Performance Overhead of IWS
As a guiding principle IWS was designed with minimal overhead so can be left on in Production. IWS does not record individual execution in database. The executions for various metrics is aggregated in memory and persisted only at snapshot point.
Alternate mechanisms of generating reports
Besides dedicated IWS EM page, you can also use System MBean Browser and WLST commands to generate IWS reports.
Refer “About IWSReport MBean Section” on IWS documentation page (link here
Latency Calculations (Section 3 of the report)
Latency is defined as the round-trip time for the thread to return back at the measurement point. For inbound endpoints a timer is started as soon as client thread enters Binding/Adapter layer. The client thread then goes through Service Infrastructure to downstream components as defined in the flow. The timer is stopped when the thread returns back from Service Infrastructure to the measurement point. This time spent in round-trip represents inbound latency statistics for this endpoint for one execution. Similarly for outbound endpoints the timer is started just before the call to external service and stopped when the thread returns.
Throughout (TPS) Caclualations:TPS column represents transactions per second. This is calculated by dividing the total number of executions by the report interval.
Active and Backlog Metrics
The active and backlogs for BPEL Engine as indicated in the report are derived metrics based on status of message flow to BPEL engine. IWS framework is updated as messages are received by engine, removed for processing and closed/faulted as a result of processing. IWS framework calculates the active and backlog counts based on these updates.
For EDN the backlog data is provided by EDN component using apis from by underlying providers. The reason being external clients can add events to EDN queue directly (outside of SOA). The active value as shown on the report is derived based on message flow updates to IWS framework.
Composite Rollup Stats Calculation
Section 2 of the report contain this data. The information below is also embedded in the IWS report under this section.

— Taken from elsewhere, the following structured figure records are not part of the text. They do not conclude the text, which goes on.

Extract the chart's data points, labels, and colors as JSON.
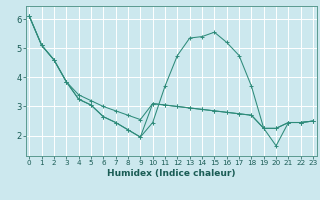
{
  "xlabel": "Humidex (Indice chaleur)",
  "bg_color": "#cce8ee",
  "grid_color": "#ffffff",
  "line_color": "#2e8b7a",
  "s1_x": [
    0,
    1,
    2,
    3,
    4,
    5,
    6,
    7,
    8,
    9,
    10,
    11,
    12,
    13,
    14,
    15,
    16,
    17,
    18,
    19,
    20,
    21,
    22,
    23
  ],
  "s1_y": [
    6.1,
    5.1,
    4.6,
    3.85,
    3.25,
    3.05,
    2.65,
    2.45,
    2.2,
    1.95,
    2.45,
    3.7,
    4.75,
    5.35,
    5.4,
    5.55,
    5.2,
    4.75,
    3.7,
    2.25,
    1.65,
    2.45,
    2.45,
    2.5
  ],
  "s2_x": [
    0,
    1,
    2,
    3,
    4,
    5,
    6,
    7,
    8,
    9,
    10,
    11,
    12,
    13,
    14,
    15,
    16,
    17,
    18,
    19,
    20,
    21,
    22,
    23
  ],
  "s2_y": [
    6.1,
    5.1,
    4.6,
    3.85,
    3.25,
    3.05,
    2.65,
    2.45,
    2.2,
    1.95,
    3.1,
    3.05,
    3.0,
    2.95,
    2.9,
    2.85,
    2.8,
    2.75,
    2.7,
    2.25,
    2.25,
    2.45,
    2.45,
    2.5
  ],
  "s3_x": [
    0,
    1,
    2,
    3,
    4,
    5,
    6,
    7,
    8,
    9,
    10,
    11,
    12,
    13,
    14,
    15,
    16,
    17,
    18,
    19,
    20,
    21,
    22,
    23
  ],
  "s3_y": [
    6.1,
    5.1,
    4.6,
    3.85,
    3.4,
    3.2,
    3.0,
    2.85,
    2.7,
    2.55,
    3.1,
    3.05,
    3.0,
    2.95,
    2.9,
    2.85,
    2.8,
    2.75,
    2.7,
    2.25,
    2.25,
    2.45,
    2.45,
    2.5
  ],
  "xlim": [
    -0.3,
    23.3
  ],
  "ylim": [
    1.3,
    6.45
  ],
  "yticks": [
    2,
    3,
    4,
    5,
    6
  ],
  "xticks": [
    0,
    1,
    2,
    3,
    4,
    5,
    6,
    7,
    8,
    9,
    10,
    11,
    12,
    13,
    14,
    15,
    16,
    17,
    18,
    19,
    20,
    21,
    22,
    23
  ],
  "xlabel_fontsize": 6.5,
  "tick_fontsize": 5.2,
  "ytick_fontsize": 6.0
}
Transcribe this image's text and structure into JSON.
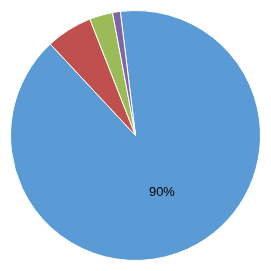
{
  "chart_data": {
    "type": "pie",
    "values": [
      90,
      6,
      3,
      1
    ],
    "value_labels": [
      "90%",
      null,
      null,
      null
    ],
    "colors": [
      "#5B9BD5",
      "#C0504D",
      "#9BBB59",
      "#8064A2"
    ]
  }
}
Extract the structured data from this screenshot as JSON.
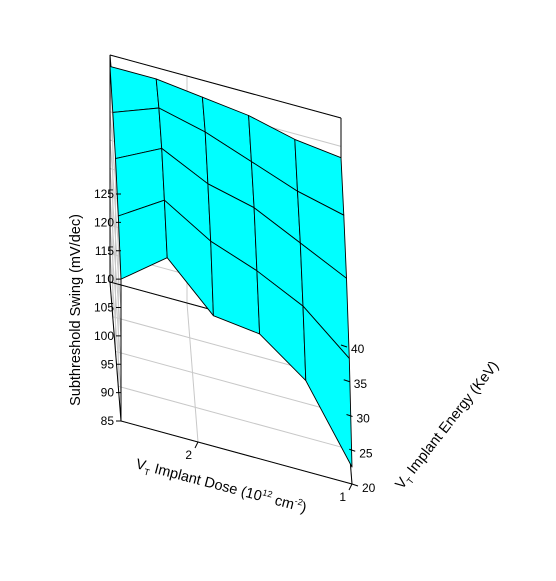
{
  "chart_data": {
    "type": "surface3d",
    "title": "",
    "x_axis": {
      "label_main": "V",
      "label_sub": "T",
      "label_rest": " Implant Dose (10",
      "label_sup1": "12",
      "label_unit": " cm",
      "label_sup2": "-2",
      "label_close": ")",
      "range": [
        1,
        2.5
      ],
      "tick_values": [
        1,
        2
      ],
      "tick_labels": [
        "1",
        "2"
      ]
    },
    "y_axis": {
      "label_main": "V",
      "label_sub": "T",
      "label_rest": " Implant Energy (KeV)",
      "range": [
        20,
        40
      ],
      "tick_values": [
        20,
        25,
        30,
        35,
        40
      ],
      "tick_labels": [
        "20",
        "25",
        "30",
        "35",
        "40"
      ]
    },
    "z_axis": {
      "label": "Subthreshold Swing (mV/dec)",
      "range": [
        85,
        125
      ],
      "tick_values": [
        85,
        90,
        95,
        100,
        105,
        110,
        115,
        120,
        125
      ],
      "tick_labels": [
        "85",
        "90",
        "95",
        "100",
        "105",
        "110",
        "115",
        "120",
        "125"
      ]
    },
    "grid": true,
    "surface_color": "#00ffff",
    "mesh_color": "#000000",
    "dose_values": [
      1.0,
      1.3,
      1.6,
      1.9,
      2.2,
      2.5
    ],
    "energy_values": [
      20,
      25,
      30,
      35,
      40
    ],
    "z_values": [
      [
        88,
        101,
        109,
        114,
        118
      ],
      [
        101,
        108,
        113,
        116,
        119
      ],
      [
        107,
        112,
        117,
        119,
        121
      ],
      [
        108,
        115,
        119,
        122,
        122
      ],
      [
        116,
        120,
        123,
        124,
        123
      ],
      [
        110,
        115,
        119,
        121,
        123
      ]
    ]
  }
}
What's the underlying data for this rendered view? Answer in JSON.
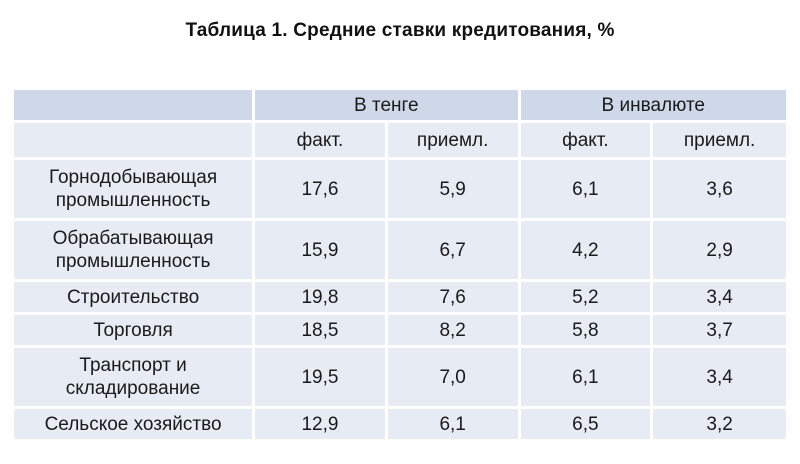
{
  "title": "Таблица 1. Средние ставки кредитования, %",
  "table": {
    "groups": [
      "В тенге",
      "В инвалюте"
    ],
    "subheaders": [
      "факт.",
      "приемл.",
      "факт.",
      "приемл."
    ],
    "rows": [
      {
        "label": "Горнодобывающая промышленность",
        "values": [
          "17,6",
          "5,9",
          "6,1",
          "3,6"
        ]
      },
      {
        "label": "Обрабатывающая промышленность",
        "values": [
          "15,9",
          "6,7",
          "4,2",
          "2,9"
        ]
      },
      {
        "label": "Строительство",
        "values": [
          "19,8",
          "7,6",
          "5,2",
          "3,4"
        ]
      },
      {
        "label": "Торговля",
        "values": [
          "18,5",
          "8,2",
          "5,8",
          "3,7"
        ]
      },
      {
        "label": "Транспорт и складирование",
        "values": [
          "19,5",
          "7,0",
          "6,1",
          "3,4"
        ]
      },
      {
        "label": "Сельское хозяйство",
        "values": [
          "12,9",
          "6,1",
          "6,5",
          "3,2"
        ]
      }
    ]
  },
  "colors": {
    "header_fill": "#cfd8e9",
    "cell_fill": "#e6ebf4"
  }
}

Composite (rollup) Endoint statistics are derived by aggregating individual endpoint statistics (shown in Section 3) by taking weighted average of latency values for all endpoints (inbounds and outbounds) for a composite. Example shown below, when there are two inbound endpoints (EP1 and EP2) of a composite (Composite1) with counts (total number of executions during the report interval) and latencies.
Endpoint Composite Count Latency
EP1 Composite1 C1 L1
EP2 Composite1 C2 L2
Composite (Rollup) Inbound Latency = ((C1 * L1) + (C2 * L2)) / (C1 + C2)
For a given endpoint the latencies for all such executions in a report interval are aggregated and averaged by taking sum of execution times and dividing by the number of executions.
Total column represents the total number of successful executions either during the report interval or cumulatively.
Fault column indicates total number of failed executions either during the report interval or cumulatively - calls that resulted in exceptions being thrown from downstream component.
Report for Cluster
For cluster environments you can generate a consolidated report that incorporates data from all nodes into single report or you can pick individual node and generate report thereof.
In the consolidated report for cluster the resource utilization stats - JVM, Memory, Datasource and Workmanager are listed for each server. The latency data (composite rollup, endpoints, wire) and activity execution data is weighted average of corresponding values across nodes. The backlog values are derived by adding the corresponding values.